I remember now how I used to call Eli Lijah—until he told me to stop—and how I longed to talk to his dad too. But I also remember how angry I was at Steve. How he had fueled my fear of being penniless by spending money I was sure I didn’t have, how I was so afraid of losing everything, the way it had happened in my childhood, that I sold the house without knowing if I actually needed to or not. More than that, I was furious with Steve for allowing me to hurt him. I walked outside that day, through the sliding bedroom door and around the edge of the house. Standing in an unfamiliar, shabby backyard, I put my arms around my body, whispering, “I’m sorry, Sally. I’m so sorry.” Then went back to get Eli, who was playing with Peter and didn’t want me to come near. Who could blame him?


Unlike the screen test I’d done for Gidget—on a soundstage with a crew and all their equipment—the three scenes I was told to prepare for Sybil were to be videotaped in the same office where the meetings took place, using a small camera. For the first time, I was glad that my drive took so long because by the time I got there, I was ready. And from the moment we looked at one another, even before our how-do-you-dos, the relationship between the reluctant patient and the watchful doctor was in place. Joanne Woodward, with her intense gray-blue eyes, met Sybil, and I met Dr. Wilbur. We needed nothing else from each other. There was no polite chitchat, no conversation outside of the story we were telling. I can’t remember who was in the room, although I do recall someone taking the video camera off its sticks to follow me around at one point. But the memory I hold most dear is the pure, generous connection I instantly felt from this beautiful, sturdy actor. She was sitting very still in a low upholstered chair most of the time, but during the last scene—which was long and emotional—I jumped to my feet, then scurried under a conference table. Joanne walked to where I had vanished and peeked under, trying to coax Sybil—me—out from hiding. As she returned to her chair, I—Sybil—slowly crawled to sit on the floor by her feet.

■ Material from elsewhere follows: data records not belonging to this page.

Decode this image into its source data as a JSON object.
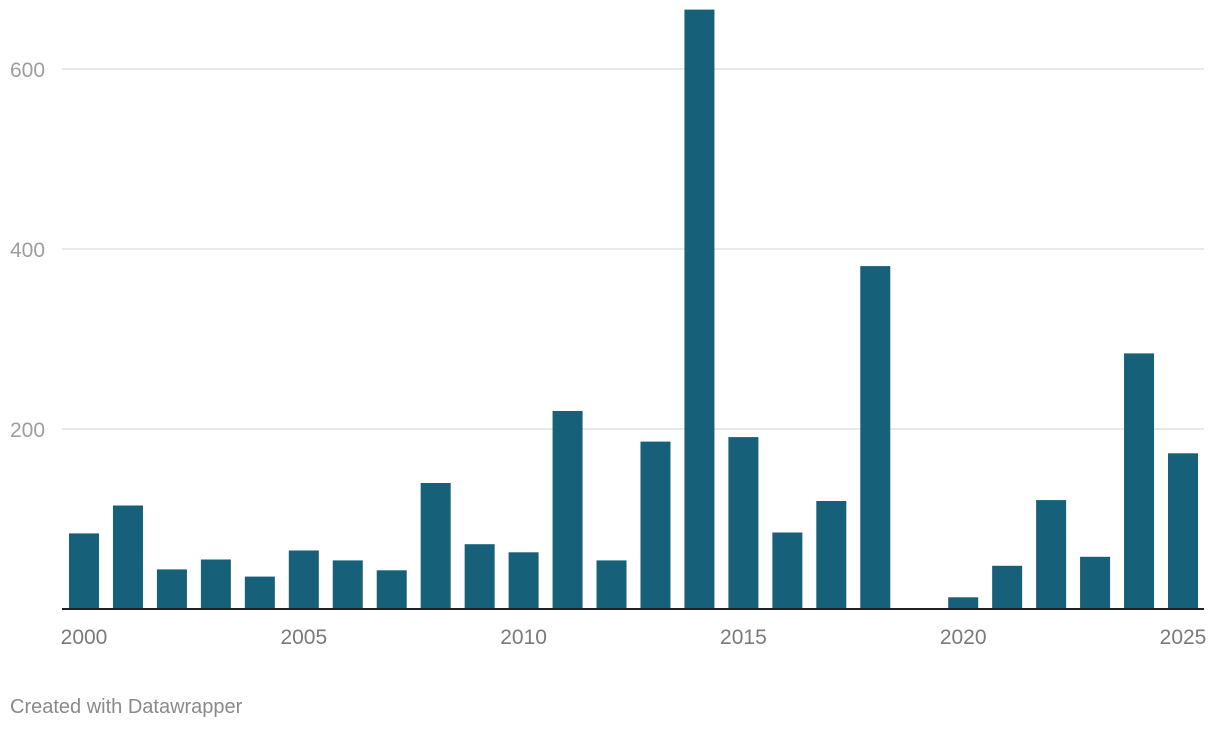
{
  "chart_data": {
    "type": "bar",
    "title": "",
    "xlabel": "",
    "ylabel": "",
    "ylim": [
      0,
      670
    ],
    "yticks": [
      200,
      400,
      600
    ],
    "xtick_labels": [
      "2000",
      "2005",
      "2010",
      "2015",
      "2020",
      "2025"
    ],
    "grid": true,
    "bar_color": "#16607a",
    "categories": [
      "2000",
      "2001",
      "2002",
      "2003",
      "2004",
      "2005",
      "2006",
      "2007",
      "2008",
      "2009",
      "2010",
      "2011",
      "2012",
      "2013",
      "2014",
      "2015",
      "2016",
      "2017",
      "2018",
      "2019",
      "2020",
      "2021",
      "2022",
      "2023",
      "2024",
      "2025"
    ],
    "values": [
      84,
      115,
      44,
      55,
      36,
      65,
      54,
      43,
      140,
      72,
      63,
      220,
      54,
      186,
      666,
      191,
      85,
      120,
      381,
      0,
      13,
      48,
      121,
      58,
      284,
      173
    ]
  },
  "footer": {
    "credit": "Created with Datawrapper"
  }
}
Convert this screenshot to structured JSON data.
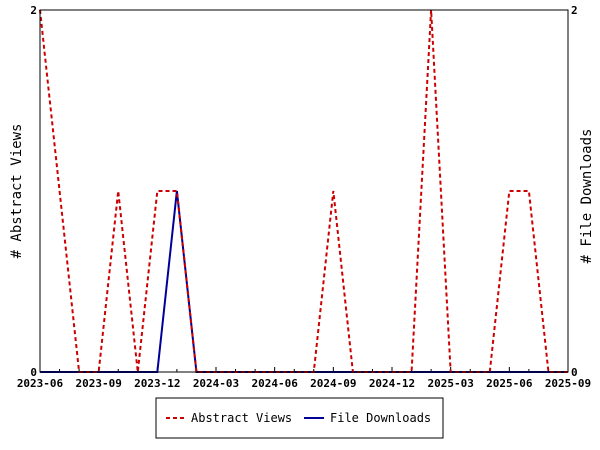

Not looking at the script, she leaned forward over her lap, her voice kind but unsentimental as she hovered over this emotional girl at her knee. Through the chains of Sybil’s childhood, I felt the need to touch the doctor, but knew that Sybil couldn’t touch anyone, was afraid of being touched herself, so I grabbed the sleeve of Joanne’s thick navy-blue sweater, held it as if it were a precious stuffed animal, then wiped my gushing nose on it. She didn’t flinch—only tentatively, and with great tenderness, put her hand on the top of my head. I later heard that Joanne told the production: If Sally is not cast as Sybil, then I won’t be your Dr. Wilbur. I was cast as Sybil.